Beam: Louisiana Democratic Party "in pretty sad shape"

LAKE CHARLES, LA (KPLC) - The number of Louisiana voters who identify themselves as Democrats is at its lowest point in more than 50 years.

According to the Secretary of State's office, Democrats make up less than 50% of registered voters. It's the first time that has happened since 1957.

While Democrats still outnumber Republicans and other parties nearly two to one, the number of registered Democrats has steadily declined since the 1970s, when Democrats held 90 percent of registered voters and held a majority of state offices.

Today, Republicans dominate state government, controlling not only the governorship but both houses of the legislature. In addition, Republicans hold every elected statewide office except one.

Longtime political columnist Jim Beam describes the current state of the Democratic Party as "pretty sad."

Beam said while there are multiple factors, most of the changes in the last three decades have been out of the Democratic Party's control.

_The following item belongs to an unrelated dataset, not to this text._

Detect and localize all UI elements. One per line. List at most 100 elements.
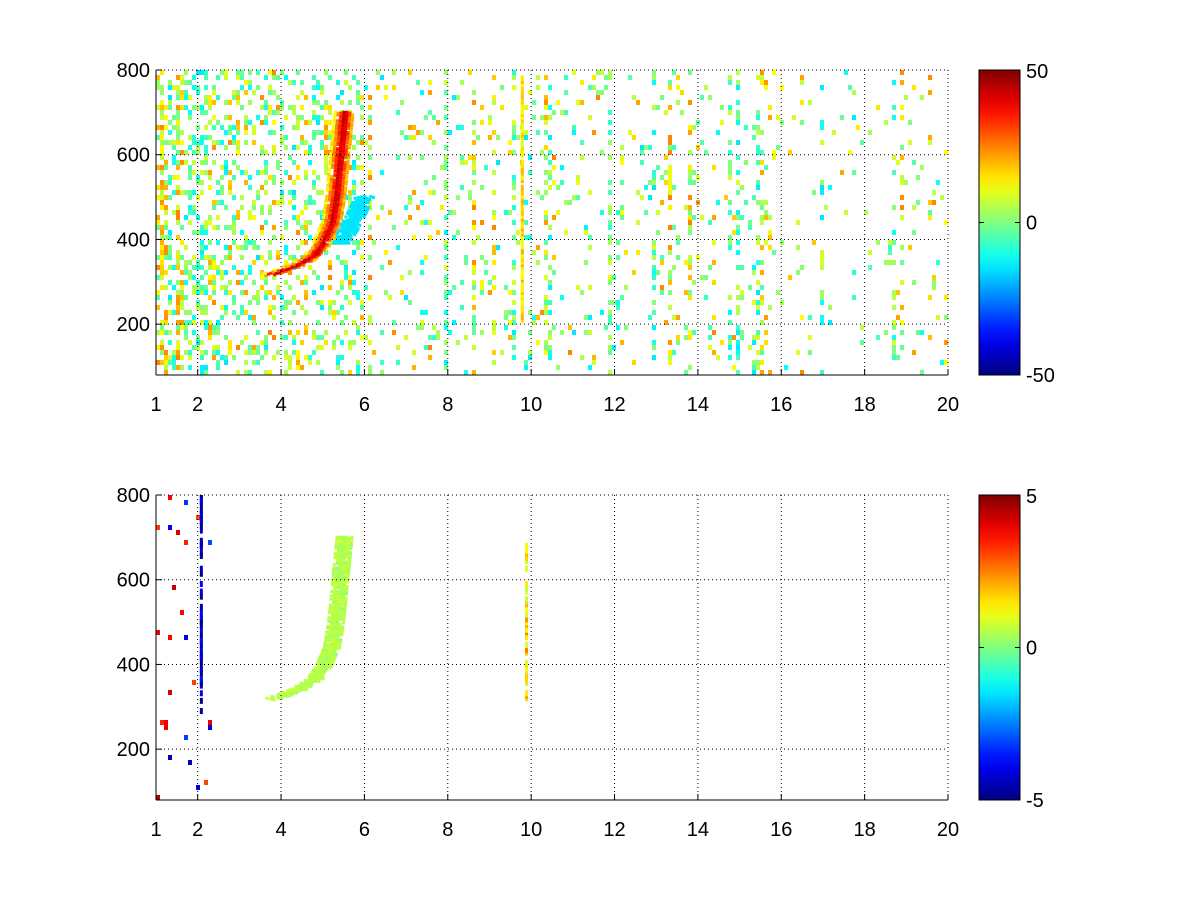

"The South has always been extremely conservative and I think that's the main reason why," said Beam. "We just have conservative politics. Even Democrats, for the last 30 years, have been pretty much conservatives."

Beam believes Republicans will continue dominating Louisiana politics for the foreseeable future.

"These days, it's kind of like if you're not a Republican, you've got a tough time winning an election," said Beam.

Beam points out how no major Democratic candidate has emerged to challenge Gov. Jindal's re-election.

"So far he's got a teacher who's running against him, who at last count, had less than a thousand dollars in the bank. [Jindal's] got almost $9 million," said Beam. "I just don't see at this late stage, with the election coming up on October 22nd, anybody who can seriously challenge him."

Beam said though Democrats may be down, they're not out.

"The pendulum swings from one side to the other, so yeah I see the re-emergence of the Democratic Party eventually," said Beam. "They may have to change some of their views to appeal to the voters in this state. They've really got to think about their future, why is it they've lost so much control and what they need to do to get it back."